During the summer of 2012 leading up to my departure to Cambodia, the need to name the work I would be doing for 10 months nagged me. Well, the idea for the project originally spun off of a paper I wrote at the end of my undergraduate studies in history at Westmont College. The thesis,  entitled “The Art of Memory: Visions of Restoration in Khmer Art and Visual Culture since the Cambodian Genocide, 1975-1979,” looked at a museum, monument, and works of modern and contemporary Khmer art as visual forms of memory that first, portrayed a politicized view of the past, and second, suggested a vision of Khmer society that would reform what was corrupted during the genocide. I thought of just continuing the paper and going the “continuing story” route for this Fulbright project. Then I remembered the last two paintings I wrote about in the thesis. They were my favorites – a diptych by Khmer veteran painter Duong Saree, entitled Kbach Tonle Sap (2009). In each painting, Saree shows us Tonle Sap, the largest lake in Cambodia, during different seasons of the water’s current. She also employs the use of kbach, a Cambodian form of decorative art characterized by internally dividing a basic outline with repeating shapes and motifs to produce a form of complex ornamentation. (By the way, it’s pronounced “khuh-bahk,” emphasis on the second syllable.) Kbach is prolific in traditional Cambodian art and architecture, carved onto the stones at Angkor, etched around a silver chalice, or spun through a bright sheath of silk.

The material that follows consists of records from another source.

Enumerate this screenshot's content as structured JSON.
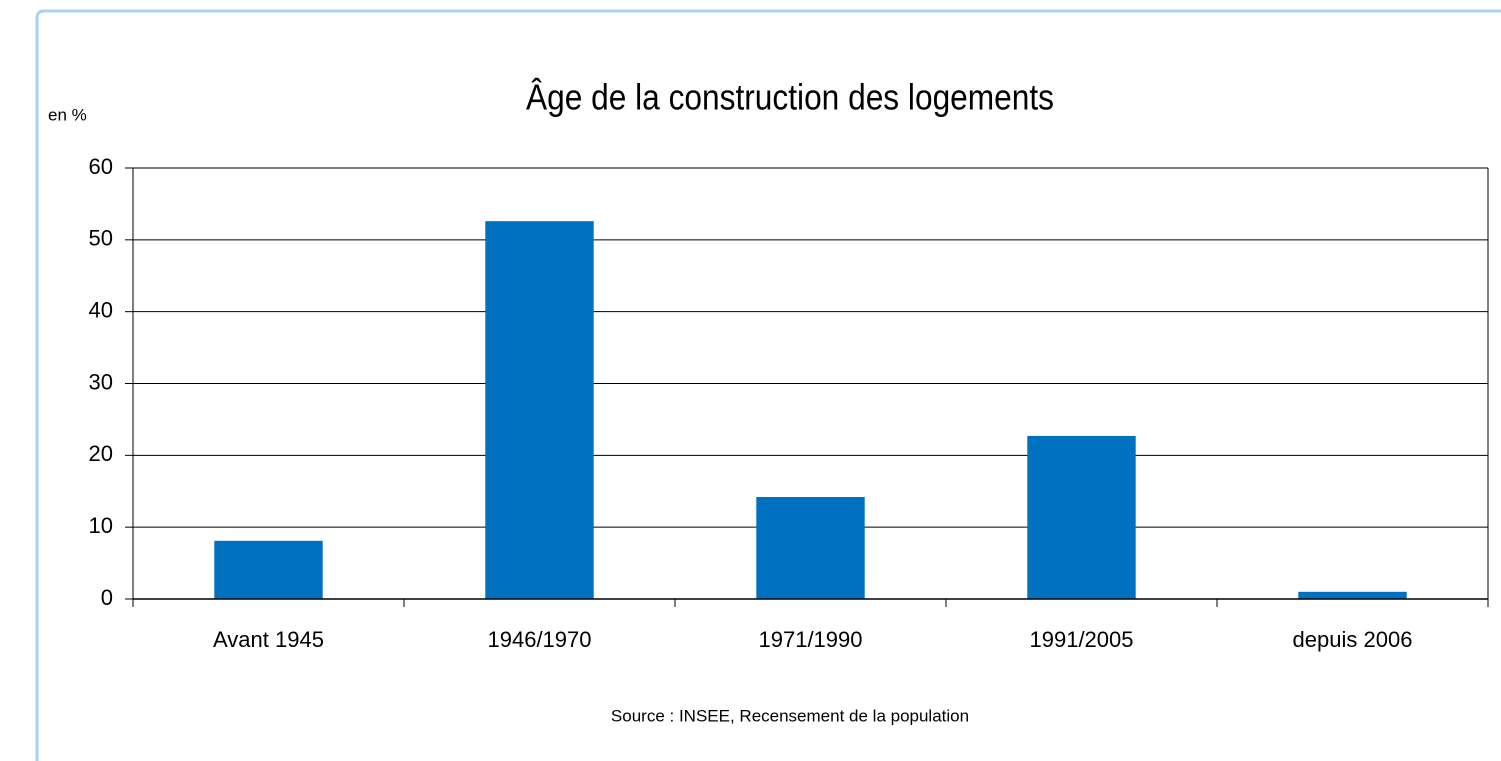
{
  "chart_data": {
    "type": "bar",
    "title": "Âge de la construction des logements",
    "y_label": "en %",
    "source": "Source : INSEE, Recensement de la population",
    "categories": [
      "Avant 1945",
      "1946/1970",
      "1971/1990",
      "1991/2005",
      "depuis 2006"
    ],
    "values": [
      8.1,
      52.6,
      14.2,
      22.7,
      1.0
    ],
    "color": "#0070c0",
    "ylim": [
      0,
      60
    ],
    "yticks": [
      0,
      10,
      20,
      30,
      40,
      50,
      60
    ],
    "grid": true
  }
}
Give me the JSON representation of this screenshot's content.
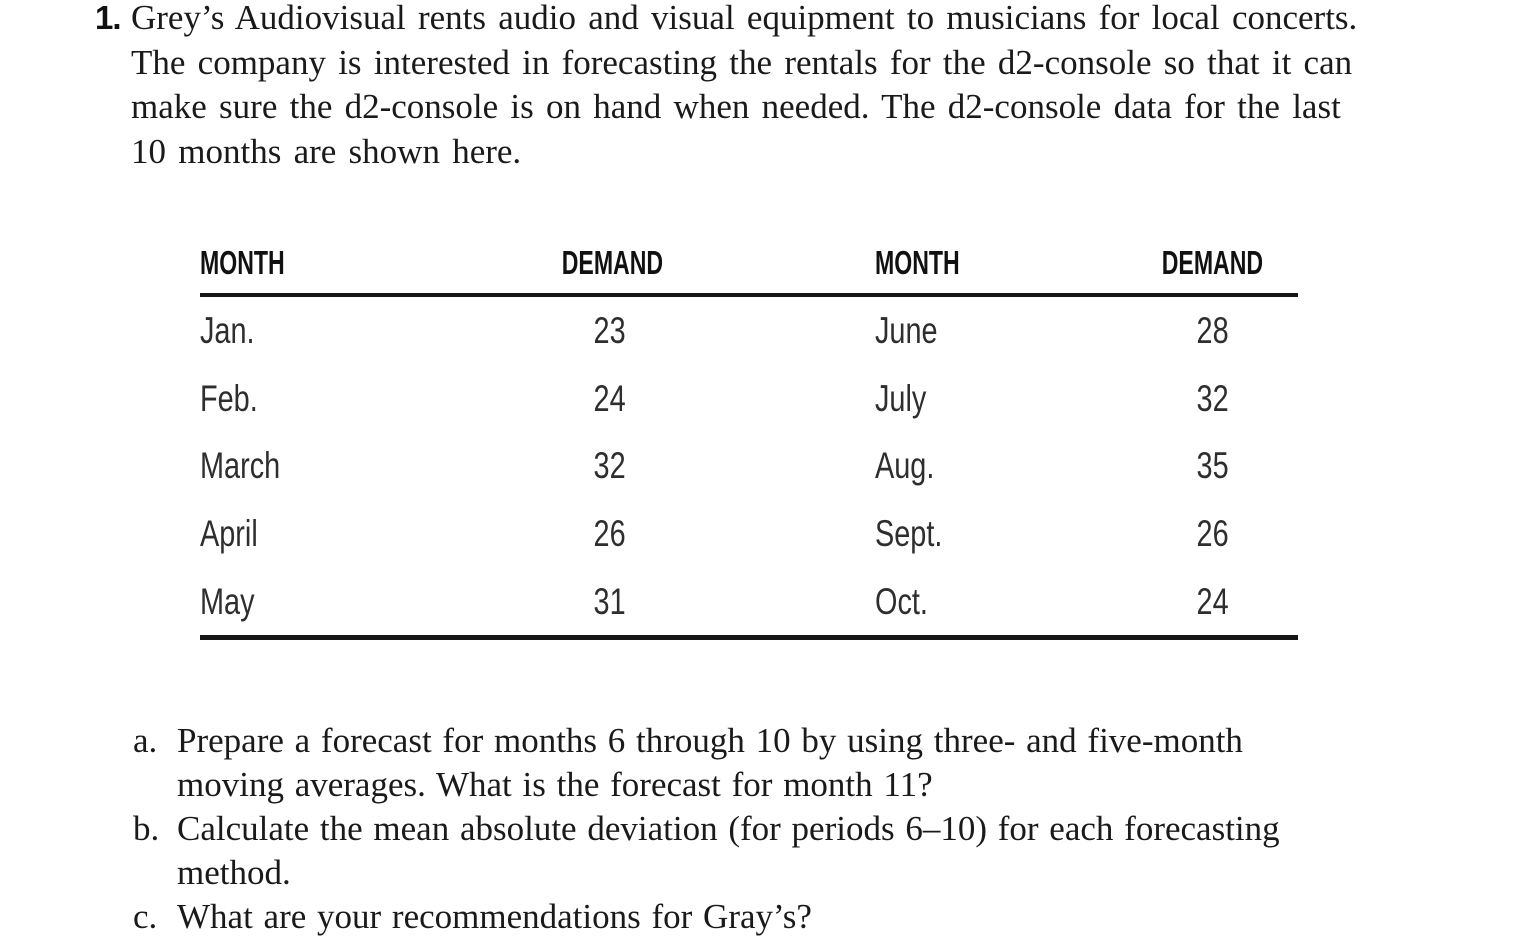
{
  "problem": {
    "number": "1.",
    "statement_lines": [
      "Grey’s Audiovisual rents audio and visual equipment to musicians for local concerts.",
      "The company is interested in forecasting the rentals for the d2-console so that it can",
      "make sure the d2-console is on hand when needed. The d2-console data for the last",
      "10 months are shown here."
    ]
  },
  "table": {
    "headers": [
      "MONTH",
      "DEMAND",
      "MONTH",
      "DEMAND"
    ],
    "rows": [
      [
        "Jan.",
        "23",
        "June",
        "28"
      ],
      [
        "Feb.",
        "24",
        "July",
        "32"
      ],
      [
        "March",
        "32",
        "Aug.",
        "35"
      ],
      [
        "April",
        "26",
        "Sept.",
        "26"
      ],
      [
        "May",
        "31",
        "Oct.",
        "24"
      ]
    ]
  },
  "questions": [
    {
      "label": "a.",
      "lines": [
        "Prepare a forecast for months 6 through 10 by using three- and five-month",
        "moving averages. What is the forecast for month 11?"
      ]
    },
    {
      "label": "b.",
      "lines": [
        "Calculate the mean absolute deviation (for periods 6–10) for each forecasting",
        "method."
      ]
    },
    {
      "label": "c.",
      "lines": [
        "What are your recommendations for Gray’s?"
      ]
    }
  ],
  "colors": {
    "text": "#1a1a1a",
    "table_text": "#2e2e2e",
    "rule": "#161616",
    "background": "#ffffff"
  }
}
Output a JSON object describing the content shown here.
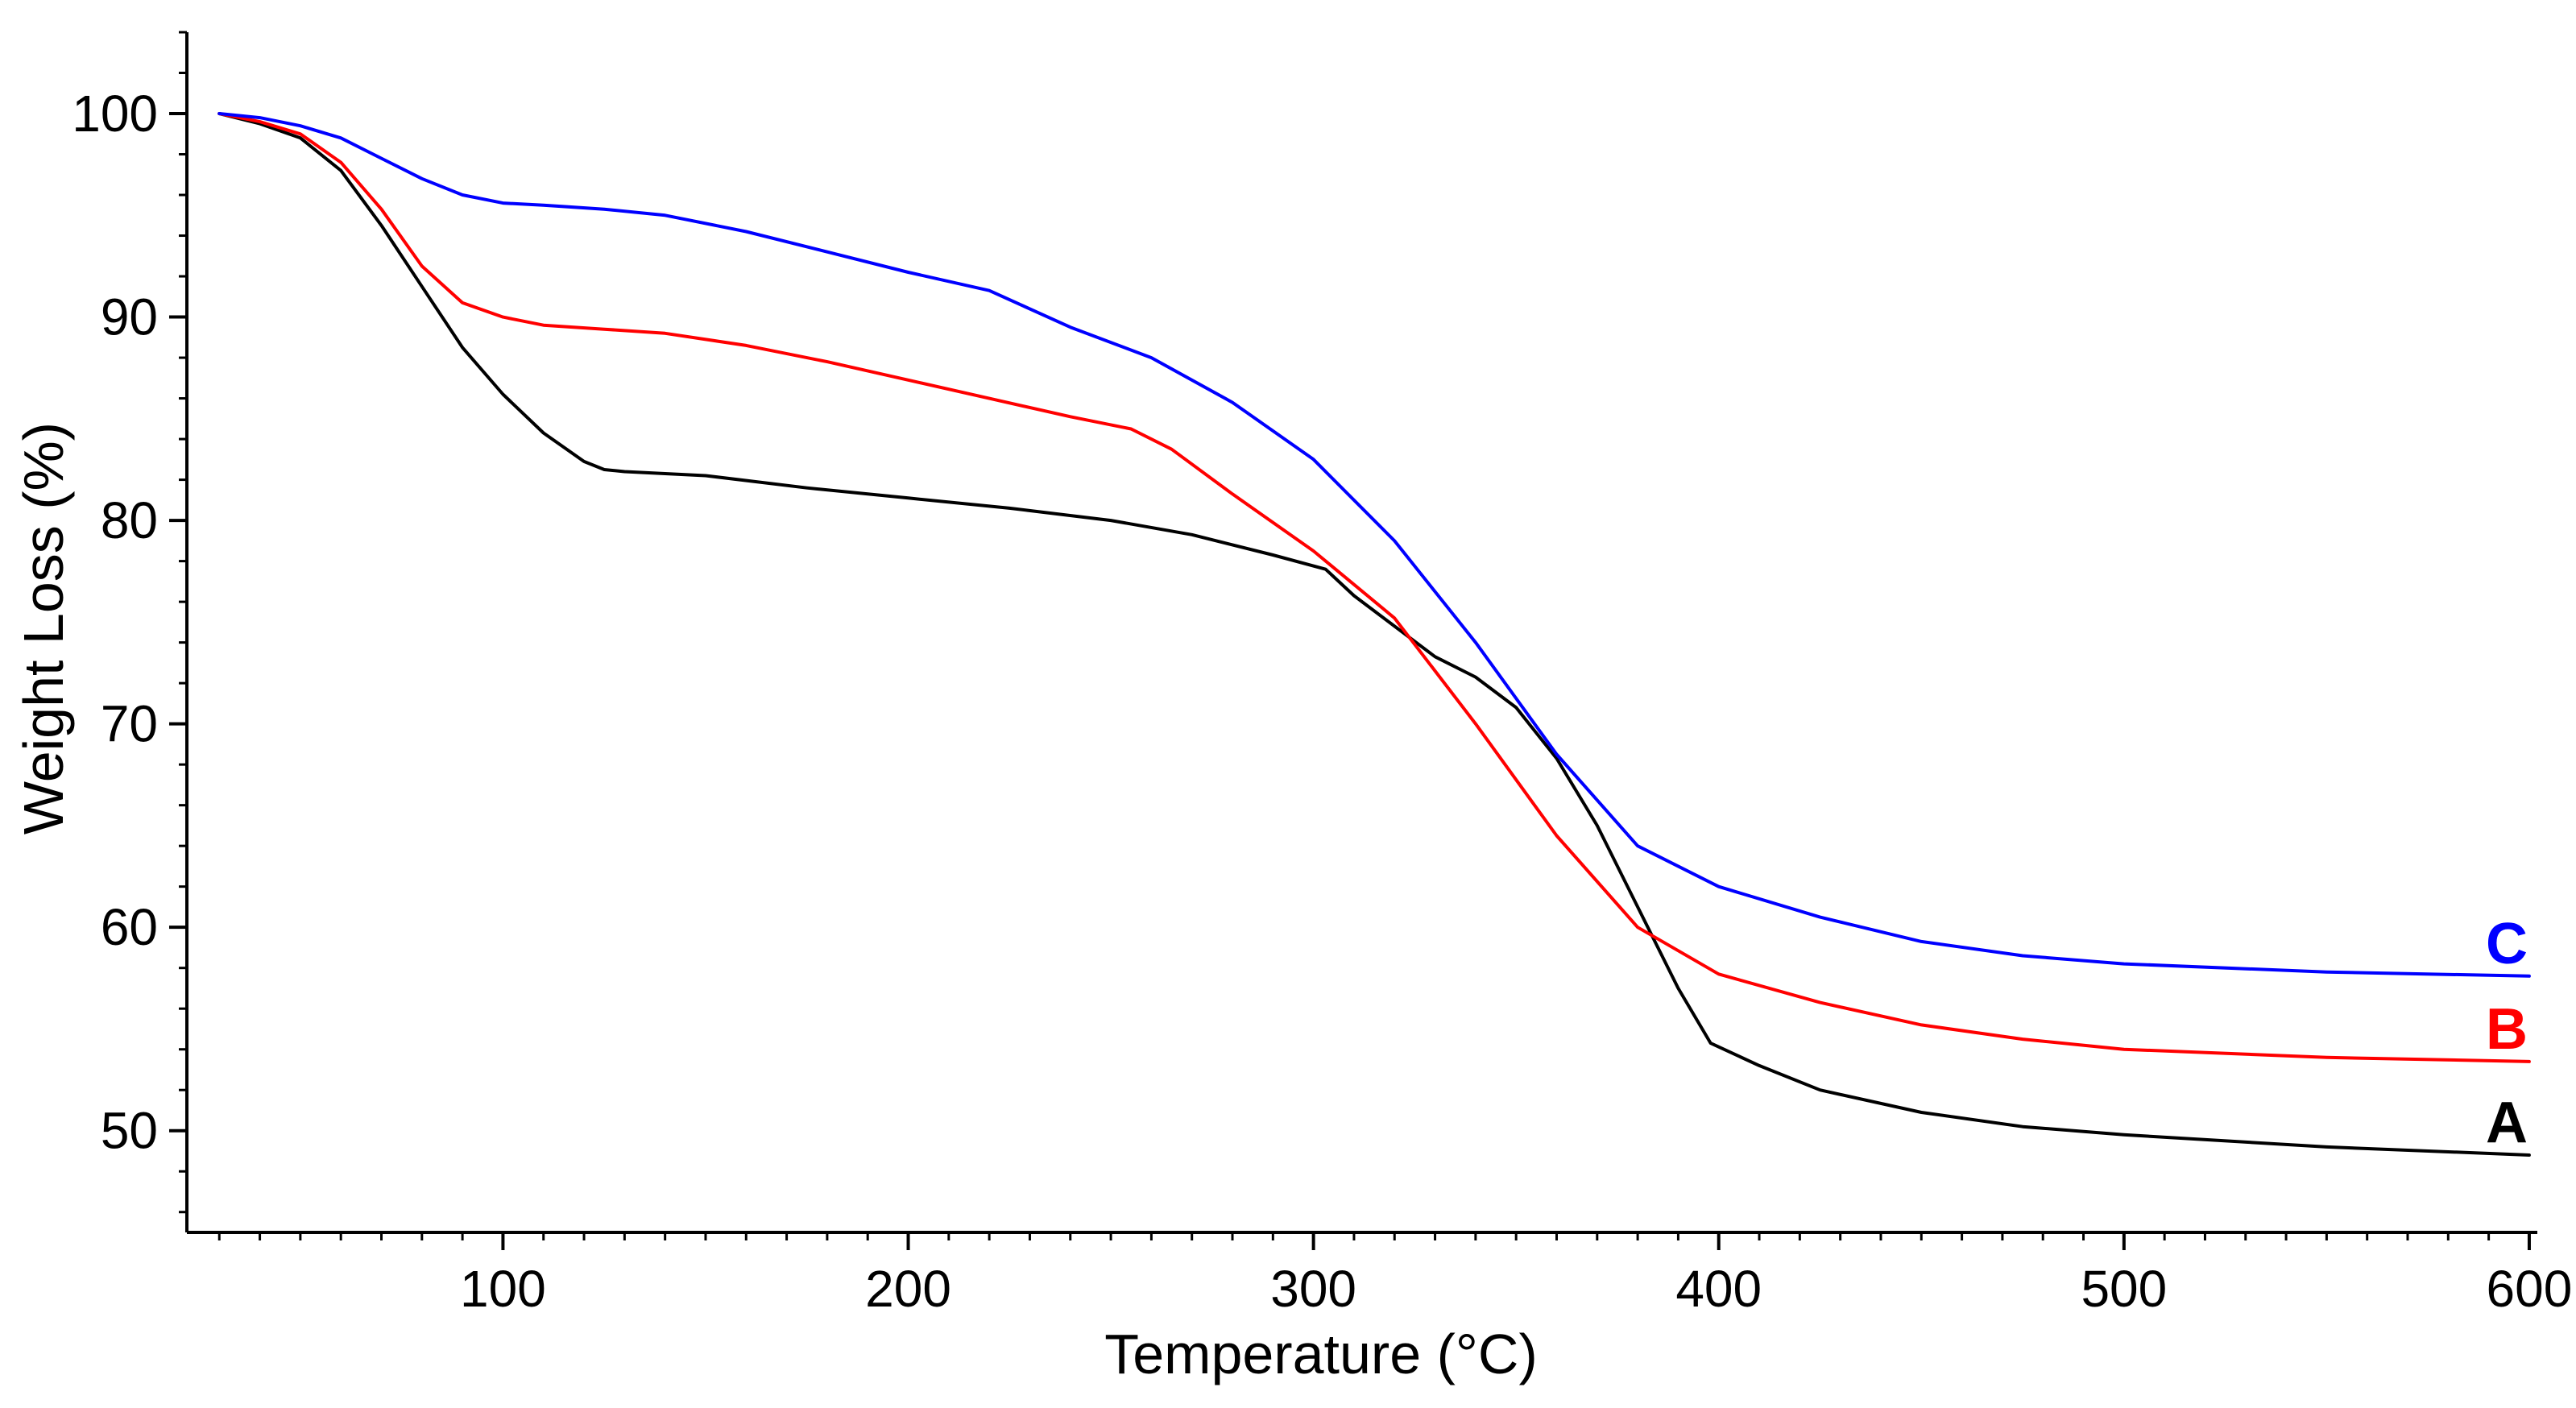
{
  "chart_data": {
    "type": "line",
    "title": "",
    "xlabel": "Temperature (°C)",
    "ylabel": "Weight Loss (%)",
    "xlim": [
      22,
      602
    ],
    "ylim": [
      45,
      104
    ],
    "x_ticks": [
      100,
      200,
      300,
      400,
      500,
      600
    ],
    "x_tick_labels": [
      "100",
      "200",
      "300",
      "400",
      "500",
      "600"
    ],
    "y_ticks": [
      50,
      60,
      70,
      80,
      90,
      100
    ],
    "y_tick_labels": [
      "50",
      "60",
      "70",
      "80",
      "90",
      "100"
    ],
    "grid": false,
    "series": [
      {
        "name": "A",
        "label": "A",
        "color": "#000000",
        "x": [
          30,
          40,
          50,
          60,
          70,
          80,
          90,
          100,
          110,
          120,
          125,
          130,
          150,
          175,
          200,
          225,
          250,
          270,
          290,
          303,
          310,
          320,
          330,
          340,
          350,
          360,
          370,
          380,
          390,
          398,
          410,
          425,
          450,
          475,
          500,
          550,
          600
        ],
        "y": [
          100,
          99.5,
          98.8,
          97.2,
          94.5,
          91.5,
          88.5,
          86.2,
          84.3,
          82.9,
          82.5,
          82.4,
          82.2,
          81.6,
          81.1,
          80.6,
          80.0,
          79.3,
          78.3,
          77.6,
          76.3,
          74.8,
          73.3,
          72.3,
          70.8,
          68.3,
          65.0,
          61.0,
          57.0,
          54.3,
          53.2,
          52.0,
          50.9,
          50.2,
          49.8,
          49.2,
          48.8
        ]
      },
      {
        "name": "B",
        "label": "B",
        "color": "#ff0000",
        "x": [
          30,
          40,
          50,
          60,
          70,
          80,
          90,
          100,
          110,
          125,
          140,
          160,
          180,
          200,
          220,
          240,
          255,
          265,
          280,
          300,
          320,
          340,
          360,
          380,
          400,
          425,
          450,
          475,
          500,
          550,
          600
        ],
        "y": [
          100,
          99.6,
          99.0,
          97.6,
          95.3,
          92.5,
          90.7,
          90.0,
          89.6,
          89.4,
          89.2,
          88.6,
          87.8,
          86.9,
          86.0,
          85.1,
          84.5,
          83.5,
          81.3,
          78.5,
          75.2,
          70.0,
          64.5,
          60.0,
          57.7,
          56.3,
          55.2,
          54.5,
          54.0,
          53.6,
          53.4
        ]
      },
      {
        "name": "C",
        "label": "C",
        "color": "#0000ff",
        "x": [
          30,
          40,
          50,
          60,
          70,
          80,
          90,
          100,
          110,
          125,
          140,
          160,
          180,
          200,
          220,
          240,
          260,
          280,
          300,
          320,
          340,
          360,
          380,
          400,
          425,
          450,
          475,
          500,
          550,
          600
        ],
        "y": [
          100,
          99.8,
          99.4,
          98.8,
          97.8,
          96.8,
          96.0,
          95.6,
          95.5,
          95.3,
          95.0,
          94.2,
          93.2,
          92.2,
          91.3,
          89.5,
          88.0,
          85.8,
          83.0,
          79.0,
          74.0,
          68.5,
          64.0,
          62.0,
          60.5,
          59.3,
          58.6,
          58.2,
          57.8,
          57.6
        ]
      }
    ]
  }
}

Kbach Tonle Sap 1, 2009, Duong Saree, Watercolor on paper, 50 cm. x 50 cm.

Kbach Tonle Sap 1 (2009), Duong Saree, Watercolor on paper, 50 cm. x 50 cm.

Kbach Tonle Sap 2, 2009, Duong Saree, Watercolor on paper, 50 cm. x 50 cm.

Kbach Tonle Sap 2 (2009), Duong Saree, Watercolor on paper, 50 cm. x 50 cm.

I found the intertwining intricacies of kbach strikingly lovely; the craftsmanship involved is quite stunning. Within the context of my thesis, I also found kbach to be philosophically evocative of the relationship between history and memory, particularly in the water scenes of Kbach Tonle Sap. Visualize: people tell their stories, these memories stream into one another, some currents splash in conflict and others stream in union, and always, there is continuous movement. In his book Memory, History, Forgetting (2000), French philosopher Paul Ricoeur illustrates history and memory with water imagery:

On the one hand, memories are divided and organized into levels of meaning, into archipelagos, sometimes separated by gulfs; on the other, memory remains that capacity to traverse, to move back through time, without anything, in principle, preventing the pursuit of this movement, without any end to its continuity.

Kbach is symbolic of history and memory. Though the curlicues of lotus buds and flowering vines are delicate in their basic shape, the larger finished kbach form is a bold statement. As is history and memory. The goal for this project is that it be a work of kbach itself, a vessel for images, oral histories, videos, documents, etc. – all historical sources that serve as the individual elements that make up a good history.

I tried to come up with a clever way of phrasing “Kbach,” but they just sounded like painful English transliterations for sappy documentaries. Thus, this project is named Kbach Untitled to indicate that, like memory itself, it is a work in progress. And I am perfectly content with that; neither anxious curiosity nor unsettling annoyance pesters me, and I have formed my attachment and acknowledged my commitment: I will move forward, drawing one basic shape at a time, collecting one story at a time, and patiently piece them together.